音乐声,和着风雨声,一波一波传过来,噬魂引魄,让人心猿意马,想入非非。
孔子说郑声淫,这音乐比郑声更柔更魅更销魂。
印无忧的脸上慢慢泛起了浅浅的晕红,这靡靡绮丽的乐声,丝丝入扣,绵绵不绝,仿佛一只充满了柔情的手,轻轻地拂过他冰冷的脸庞,春水一样温柔。
澹台梦的手,印无忧的心里不知不觉地感觉到,那美丽缠绵的音乐仿佛变成了澹台梦的手,轻轻擦拭着他的额头,那双秋水澄澈的眼睛,满是笑意地看着他。
微微动了动,印无忧的心跟着音乐的婉转起伏而跳动,眼神也变得迷离起来。
这乐声十分奇怪,不是琴筝,也不是箫管,列云枫侧耳倾听,那乐声柔美清澈,空灵婉转。不过瞬间,他发觉印无忧不对劲儿了,因为那股杀气渐散,印无忧的眼神迷离起来。
一笑震乾坤。
列云枫想起了那次遇到周一笑的情景,不用说,这个船上的人也在用摄魂大法,不过和周一笑相比较,这个人的功力更是闲花落地,不着痕迹。
所以要对付船上这个人,恐怕比周一笑要难些,所以列云枫没有急着动作,而是也慢慢地装作神色恍惚起来,眼神也如酒醉后般惺忪,呆呆地望着漫天的雨,可是心中在琢磨着,是不是现在就弄醒印无忧,他手上扣着银针,只要刺入印无忧的穴道,疼痛感会让印无忧有瞬间的清醒,可是如果印无忧清醒过来,他还能不能继续伪装下去?
心念转处,列云枫放弃了动手,由着那音乐越来越绮靡缠绵,他悄然地聚集内力,准备蓄积而发,一击得中。
问世间情为何物,直叫人生死相许。
轻轻的一声叹息,那声音居然比音乐的声音更让人销魂,微微的有几分寒意,女人,又是一个女人的声音。
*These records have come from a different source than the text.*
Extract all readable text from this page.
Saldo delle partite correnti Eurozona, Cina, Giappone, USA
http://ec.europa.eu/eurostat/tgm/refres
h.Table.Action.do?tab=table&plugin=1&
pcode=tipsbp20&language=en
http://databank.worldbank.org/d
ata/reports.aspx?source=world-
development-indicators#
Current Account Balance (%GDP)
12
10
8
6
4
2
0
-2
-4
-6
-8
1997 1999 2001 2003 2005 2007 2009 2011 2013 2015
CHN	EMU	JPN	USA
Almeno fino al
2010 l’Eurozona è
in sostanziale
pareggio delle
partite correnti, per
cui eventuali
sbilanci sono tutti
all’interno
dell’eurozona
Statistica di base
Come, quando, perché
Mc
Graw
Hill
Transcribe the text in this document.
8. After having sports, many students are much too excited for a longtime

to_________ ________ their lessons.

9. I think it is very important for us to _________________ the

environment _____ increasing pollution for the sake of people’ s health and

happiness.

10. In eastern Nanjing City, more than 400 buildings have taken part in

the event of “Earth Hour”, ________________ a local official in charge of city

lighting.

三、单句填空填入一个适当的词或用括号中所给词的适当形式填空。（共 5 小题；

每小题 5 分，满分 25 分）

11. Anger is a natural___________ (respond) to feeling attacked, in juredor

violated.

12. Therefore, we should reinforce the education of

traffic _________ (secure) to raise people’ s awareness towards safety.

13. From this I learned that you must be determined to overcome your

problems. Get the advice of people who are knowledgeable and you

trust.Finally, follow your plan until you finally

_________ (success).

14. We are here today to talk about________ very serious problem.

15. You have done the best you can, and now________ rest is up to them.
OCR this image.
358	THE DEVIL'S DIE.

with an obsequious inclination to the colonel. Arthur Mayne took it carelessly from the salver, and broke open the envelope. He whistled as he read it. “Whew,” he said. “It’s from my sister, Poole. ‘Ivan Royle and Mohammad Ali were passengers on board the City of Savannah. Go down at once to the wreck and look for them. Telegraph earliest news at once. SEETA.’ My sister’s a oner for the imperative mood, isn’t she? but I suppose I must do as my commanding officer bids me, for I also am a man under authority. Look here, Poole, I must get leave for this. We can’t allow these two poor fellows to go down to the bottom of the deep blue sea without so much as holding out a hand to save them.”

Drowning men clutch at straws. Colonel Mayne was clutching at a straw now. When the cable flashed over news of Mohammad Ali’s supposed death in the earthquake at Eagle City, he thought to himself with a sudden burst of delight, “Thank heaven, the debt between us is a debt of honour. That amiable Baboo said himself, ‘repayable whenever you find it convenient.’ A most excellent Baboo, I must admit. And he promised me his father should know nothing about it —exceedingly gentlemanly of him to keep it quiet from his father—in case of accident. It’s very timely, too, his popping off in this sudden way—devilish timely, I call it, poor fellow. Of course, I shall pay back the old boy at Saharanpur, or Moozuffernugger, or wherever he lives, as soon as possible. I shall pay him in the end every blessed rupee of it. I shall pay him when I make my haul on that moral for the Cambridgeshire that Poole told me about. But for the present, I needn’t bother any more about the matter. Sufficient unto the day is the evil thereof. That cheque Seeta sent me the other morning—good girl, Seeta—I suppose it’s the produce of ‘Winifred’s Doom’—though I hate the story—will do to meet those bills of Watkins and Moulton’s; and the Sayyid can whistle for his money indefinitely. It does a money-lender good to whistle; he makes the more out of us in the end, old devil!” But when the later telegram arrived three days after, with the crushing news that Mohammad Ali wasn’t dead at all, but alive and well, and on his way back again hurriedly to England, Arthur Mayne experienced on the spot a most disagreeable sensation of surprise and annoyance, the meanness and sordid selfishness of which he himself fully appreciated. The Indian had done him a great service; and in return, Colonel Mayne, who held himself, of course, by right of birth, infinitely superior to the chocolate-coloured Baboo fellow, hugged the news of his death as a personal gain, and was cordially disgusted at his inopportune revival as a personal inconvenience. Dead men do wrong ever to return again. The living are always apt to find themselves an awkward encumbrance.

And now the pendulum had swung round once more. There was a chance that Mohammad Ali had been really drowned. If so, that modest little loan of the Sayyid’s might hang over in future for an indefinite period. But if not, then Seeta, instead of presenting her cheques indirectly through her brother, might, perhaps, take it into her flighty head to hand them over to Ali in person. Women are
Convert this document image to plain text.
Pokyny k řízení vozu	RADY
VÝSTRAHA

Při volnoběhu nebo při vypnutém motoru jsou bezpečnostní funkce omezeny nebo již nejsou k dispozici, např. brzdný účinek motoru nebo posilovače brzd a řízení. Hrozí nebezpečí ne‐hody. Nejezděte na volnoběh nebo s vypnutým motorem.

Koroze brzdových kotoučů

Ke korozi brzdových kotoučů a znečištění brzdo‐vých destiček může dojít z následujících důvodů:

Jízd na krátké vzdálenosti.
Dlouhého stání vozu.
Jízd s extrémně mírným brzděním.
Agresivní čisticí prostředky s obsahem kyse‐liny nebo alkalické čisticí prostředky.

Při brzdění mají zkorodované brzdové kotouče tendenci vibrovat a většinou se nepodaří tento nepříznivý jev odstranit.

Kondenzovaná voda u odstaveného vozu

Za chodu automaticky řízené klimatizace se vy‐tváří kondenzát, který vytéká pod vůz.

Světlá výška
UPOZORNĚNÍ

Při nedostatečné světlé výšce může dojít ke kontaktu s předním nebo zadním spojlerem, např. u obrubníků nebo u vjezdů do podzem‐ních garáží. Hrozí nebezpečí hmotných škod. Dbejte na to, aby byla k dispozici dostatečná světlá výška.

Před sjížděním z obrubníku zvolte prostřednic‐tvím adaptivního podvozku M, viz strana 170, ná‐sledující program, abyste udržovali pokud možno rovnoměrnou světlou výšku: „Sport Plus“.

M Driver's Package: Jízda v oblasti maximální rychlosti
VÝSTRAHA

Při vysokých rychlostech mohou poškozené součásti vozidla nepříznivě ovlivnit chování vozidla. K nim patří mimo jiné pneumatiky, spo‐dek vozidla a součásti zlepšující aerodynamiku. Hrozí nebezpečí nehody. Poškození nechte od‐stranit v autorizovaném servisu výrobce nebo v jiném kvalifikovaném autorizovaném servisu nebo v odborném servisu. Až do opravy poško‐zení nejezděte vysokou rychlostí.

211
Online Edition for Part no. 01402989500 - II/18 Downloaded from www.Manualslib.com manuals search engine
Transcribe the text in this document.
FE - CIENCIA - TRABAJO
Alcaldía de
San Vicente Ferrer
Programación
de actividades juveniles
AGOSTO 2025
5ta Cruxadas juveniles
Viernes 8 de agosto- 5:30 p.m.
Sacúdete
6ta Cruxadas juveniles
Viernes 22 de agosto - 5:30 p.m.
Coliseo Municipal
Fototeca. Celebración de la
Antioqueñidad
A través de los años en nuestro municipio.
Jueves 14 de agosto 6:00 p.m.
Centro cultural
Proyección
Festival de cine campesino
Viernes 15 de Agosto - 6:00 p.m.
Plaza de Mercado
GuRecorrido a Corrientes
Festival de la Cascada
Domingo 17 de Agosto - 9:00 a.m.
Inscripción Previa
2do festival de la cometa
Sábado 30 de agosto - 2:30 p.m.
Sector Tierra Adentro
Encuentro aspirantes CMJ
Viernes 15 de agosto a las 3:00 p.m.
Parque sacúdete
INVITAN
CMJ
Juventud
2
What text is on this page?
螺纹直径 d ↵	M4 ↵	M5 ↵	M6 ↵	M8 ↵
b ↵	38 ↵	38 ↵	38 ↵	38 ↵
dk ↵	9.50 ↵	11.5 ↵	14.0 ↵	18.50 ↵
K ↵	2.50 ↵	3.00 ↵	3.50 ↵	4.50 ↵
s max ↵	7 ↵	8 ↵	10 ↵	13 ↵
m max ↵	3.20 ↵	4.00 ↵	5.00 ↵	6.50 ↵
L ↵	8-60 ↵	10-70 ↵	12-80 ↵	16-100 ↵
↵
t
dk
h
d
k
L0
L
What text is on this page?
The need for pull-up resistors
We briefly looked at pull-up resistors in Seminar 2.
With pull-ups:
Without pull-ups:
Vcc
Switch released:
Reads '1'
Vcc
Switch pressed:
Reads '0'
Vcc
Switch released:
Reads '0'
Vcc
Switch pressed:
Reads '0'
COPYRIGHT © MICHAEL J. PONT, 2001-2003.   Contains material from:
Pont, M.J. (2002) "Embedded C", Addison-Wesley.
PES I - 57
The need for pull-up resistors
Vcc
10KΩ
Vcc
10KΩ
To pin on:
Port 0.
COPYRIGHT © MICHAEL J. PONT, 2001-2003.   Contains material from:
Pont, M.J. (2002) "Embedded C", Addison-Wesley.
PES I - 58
这个女人的声音虽然纯净得和幽谷之泉一般,可是,听她的年龄,应该不是年轻的人。
微凉的声音,和缠绵的乐声相得益彰,互为纠结,引得人心砰然而动。
列云枫横了心不动,因为他们两个人就是联手,也未必是这个女子的对手,他的机会不多,也许只有一次,他想那一笑震乾坤的功夫,既然可以破了声摄魂,是不是也能伤到用此摄魂术的人?